Neben den Listen stellen sogenannte Roboter oder Search Engines eine zweite Klasse von Hilfsmitteln - im Web-Jargon werden sie als ''Navigationshilfen'' bezeichnet - zur Informationssuche dar. Im Unterschied zu Listen ist dabei eine direkte Abfrage nach Suchbegriffen möglich.

Eines der bekannteren zu dieser Klasse gehörenden Werkzeuge ist dabei der World Wide Web Worm (WWWW) von Oliver McBryan (University of Colorado):

http://www.cs.colorado.edu/home/mcbryan/WWWW.html

McBryans Wurm bedient sich - wie die meisten Suchprogramme - eines Formulars zur Auswahl einer geeigneten Suchmethodik. Unter ''Select'' müssen Sie dabei angeben, welche Datenbestände zugrunde gelegt werden sollen. Bei der ersten Variante (Search all Citation Hypertext) werden alle sogenannten Anker, das sind die mit einem Hyperlink verbundenen Textstellen, die normalerweise im Browser blau dargestellt werden, verwendet. Der zweite Menüpunkt ''Speed'' legt fest, wie die eingegebenen Suchbegriffe verknüpft bzw. interpretiert werden. Schließlich können Sie die Anzahl der maximal angezeigten Treffer auswählen. Genauere Erläuterungen und Beispiele finden Sie unter

http://www.cs.colorado.edu/home/mcbryan/WWWWintro.html

Neben dem WWWW sind der WWW-Wanderer http://www.netgen.com/search.html) von Matthew Gray, Yahoo Search (http://www.yahoo.com/search.html) sowie Lycos an der Carnegie Mellon University (http://lycos.cs.cmu.edu/) weitere nützliche Anlaufstellen. Neben Umfang und Aktualität der zugrundeliegenden Datenbestände unterscheiden sich diese Werkzeuge auch hinsichtlich der Variabilität und Handhabung der Suchmethoden zum Teil erheblich. Eine generelle Empfehlung kann ich Ihnen nicht geben, der Nutzen hängt wesentlich vom Einzelfall ab. Häufig steckt der Teufel im Detail: McBryans WWWW etwa läßt derzeit lediglich 25 Anfragen zu, so daß Sie allenfalls morgens oder vormittags erfolgreich recherchieren können. Einen umfangreicheren Überblick der Suchhilfen finden Sie in [1].

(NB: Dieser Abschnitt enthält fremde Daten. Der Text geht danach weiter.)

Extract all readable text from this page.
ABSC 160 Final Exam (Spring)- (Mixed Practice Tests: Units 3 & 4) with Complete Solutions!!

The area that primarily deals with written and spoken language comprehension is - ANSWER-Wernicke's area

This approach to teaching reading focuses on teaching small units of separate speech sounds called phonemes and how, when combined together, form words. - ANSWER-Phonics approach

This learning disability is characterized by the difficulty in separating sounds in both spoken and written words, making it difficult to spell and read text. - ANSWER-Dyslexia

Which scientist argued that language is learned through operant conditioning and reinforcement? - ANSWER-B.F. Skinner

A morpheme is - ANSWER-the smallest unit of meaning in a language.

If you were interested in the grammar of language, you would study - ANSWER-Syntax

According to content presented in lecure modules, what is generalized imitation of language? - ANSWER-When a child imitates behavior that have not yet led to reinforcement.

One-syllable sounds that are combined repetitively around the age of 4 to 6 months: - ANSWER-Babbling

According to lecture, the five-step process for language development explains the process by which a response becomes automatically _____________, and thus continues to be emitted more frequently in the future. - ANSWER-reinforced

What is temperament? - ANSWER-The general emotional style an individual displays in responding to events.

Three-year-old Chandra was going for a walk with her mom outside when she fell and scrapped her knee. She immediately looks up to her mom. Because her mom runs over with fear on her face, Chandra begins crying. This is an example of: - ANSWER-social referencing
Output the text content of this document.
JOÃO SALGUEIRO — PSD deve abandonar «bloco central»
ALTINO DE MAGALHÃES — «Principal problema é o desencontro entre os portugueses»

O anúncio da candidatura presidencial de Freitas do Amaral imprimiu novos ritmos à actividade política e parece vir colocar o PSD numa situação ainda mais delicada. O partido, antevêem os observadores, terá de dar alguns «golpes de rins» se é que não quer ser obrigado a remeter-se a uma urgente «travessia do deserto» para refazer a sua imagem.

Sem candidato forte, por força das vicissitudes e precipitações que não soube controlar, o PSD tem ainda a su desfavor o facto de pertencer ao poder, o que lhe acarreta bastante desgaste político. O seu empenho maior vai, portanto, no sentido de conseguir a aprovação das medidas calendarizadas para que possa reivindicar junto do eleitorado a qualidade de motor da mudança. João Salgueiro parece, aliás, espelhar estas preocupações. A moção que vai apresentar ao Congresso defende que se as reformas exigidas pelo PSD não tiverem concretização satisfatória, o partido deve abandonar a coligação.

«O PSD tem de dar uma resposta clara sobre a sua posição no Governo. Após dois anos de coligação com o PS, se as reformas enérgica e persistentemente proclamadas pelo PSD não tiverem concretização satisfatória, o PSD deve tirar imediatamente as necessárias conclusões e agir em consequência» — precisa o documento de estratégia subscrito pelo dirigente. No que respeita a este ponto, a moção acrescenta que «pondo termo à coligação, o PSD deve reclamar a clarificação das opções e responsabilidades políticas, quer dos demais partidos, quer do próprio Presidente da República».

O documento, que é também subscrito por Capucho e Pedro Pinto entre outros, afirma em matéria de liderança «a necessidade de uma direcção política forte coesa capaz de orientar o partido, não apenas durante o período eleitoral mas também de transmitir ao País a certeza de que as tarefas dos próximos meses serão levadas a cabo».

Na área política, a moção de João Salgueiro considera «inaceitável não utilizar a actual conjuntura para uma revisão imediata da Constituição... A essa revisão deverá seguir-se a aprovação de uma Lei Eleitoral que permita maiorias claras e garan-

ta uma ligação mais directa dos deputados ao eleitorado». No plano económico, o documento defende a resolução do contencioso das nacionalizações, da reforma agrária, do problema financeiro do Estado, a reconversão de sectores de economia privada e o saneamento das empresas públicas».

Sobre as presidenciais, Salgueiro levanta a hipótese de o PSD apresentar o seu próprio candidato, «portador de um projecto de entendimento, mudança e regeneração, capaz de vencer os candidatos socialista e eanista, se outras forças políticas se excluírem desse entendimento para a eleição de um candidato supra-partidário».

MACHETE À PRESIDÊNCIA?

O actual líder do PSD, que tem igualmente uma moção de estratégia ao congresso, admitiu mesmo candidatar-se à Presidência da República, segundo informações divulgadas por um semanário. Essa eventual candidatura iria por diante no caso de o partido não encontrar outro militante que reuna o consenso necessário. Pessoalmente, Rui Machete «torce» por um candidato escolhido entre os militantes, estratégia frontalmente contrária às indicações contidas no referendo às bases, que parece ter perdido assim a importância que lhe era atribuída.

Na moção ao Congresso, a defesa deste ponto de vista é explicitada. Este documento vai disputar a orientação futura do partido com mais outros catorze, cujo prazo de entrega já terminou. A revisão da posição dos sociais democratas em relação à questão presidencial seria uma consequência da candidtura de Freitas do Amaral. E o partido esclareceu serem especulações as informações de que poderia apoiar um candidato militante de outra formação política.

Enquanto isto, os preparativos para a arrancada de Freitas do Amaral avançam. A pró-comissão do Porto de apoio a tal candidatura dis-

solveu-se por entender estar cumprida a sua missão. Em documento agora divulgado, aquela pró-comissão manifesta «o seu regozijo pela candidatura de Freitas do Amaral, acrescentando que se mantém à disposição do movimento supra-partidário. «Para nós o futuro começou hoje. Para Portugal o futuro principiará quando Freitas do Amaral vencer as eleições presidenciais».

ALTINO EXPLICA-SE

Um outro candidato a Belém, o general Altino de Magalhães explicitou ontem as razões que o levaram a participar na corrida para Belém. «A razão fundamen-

Nun habe ich Ihnen zwar eine Reihe von Einstiegshilfen und Instrumenten für eine Informationsrecherche im Web vorgestellt, allerdings sind wir bei der Suche nach Dokumenten in unserem Beispielfall mit Ausnahme statistischen Datenmaterials noch nicht allzu erfolgreich gewesen. Im wirklichen Leben würden wir dazu sicherlich einige Tages- oder Wochenzeitungen zu Rate ziehen, warum also nicht auch im Web? Ein rechte brauchbare Übersicht dazu bietet das Clausthaler ELSTER-Team unter

http://www.rz.tu-clausthal.de/elster/Kiosk/kom-zeitungen-d.html

an. Dort finden Sie beispielsweise den Electronic Telegraph (http://www.telegraph.co.uk/), bei dem Sie allerdings zunächst eine Registriernummer beantragen müssen, bevor Sie ihn benutzen können. Danach stehen Ihnen nicht nur ein recht umfangreicher Auszug der täglichen Nachrichten zur Verfügung, sondern mit dem ET Archive auch die zurückliegenden Web-Ausgaben dieser Zeitung. So finden Sie etwa am 6. April unter der Rubrik ''City'' den Artikel ''Bank fail to halt dollar's retreat'' mit Verweisen auf frühere Artikel zu verwandten Themengebieten.

Wesentlich umfangreicher als die ELSTER-Zusammenstellung ist Steve Outing's ''Newspaper Services Accessible on the Internet'', zu finden unter

http://marketplace.com/e-papers.list.www/e-papers.home.page.html

Ein Überblick sämtlicher Links ohne Kommentar bietet

http://marketplace.com/e-papers.list.www/e-papers.links.html

Während das Wall Street Journal

http://dowvision.wais.net/

eine Registrierung verlangt, bevor Sie in deren Datenarchiven stöbern können, bieten beispielsweise der San Francisco Chronicle

http://www.sfgate.com/new/chron/index.cgi

und der San Francisco Examiner

http://www.sfgate.com/examiner/

einen freien Zugang an. In den letzteren beiden Zeitungen können Sie über

http://www.sfgate.com/search

auch nach Stichwörtern suchen. Beim Suchbegriff ''currency'' stoßen Sie beispielsweise auf den Artikel ''What falling dollar will hit'' von Louis Trager vom 7. März im San Francisco Examiner.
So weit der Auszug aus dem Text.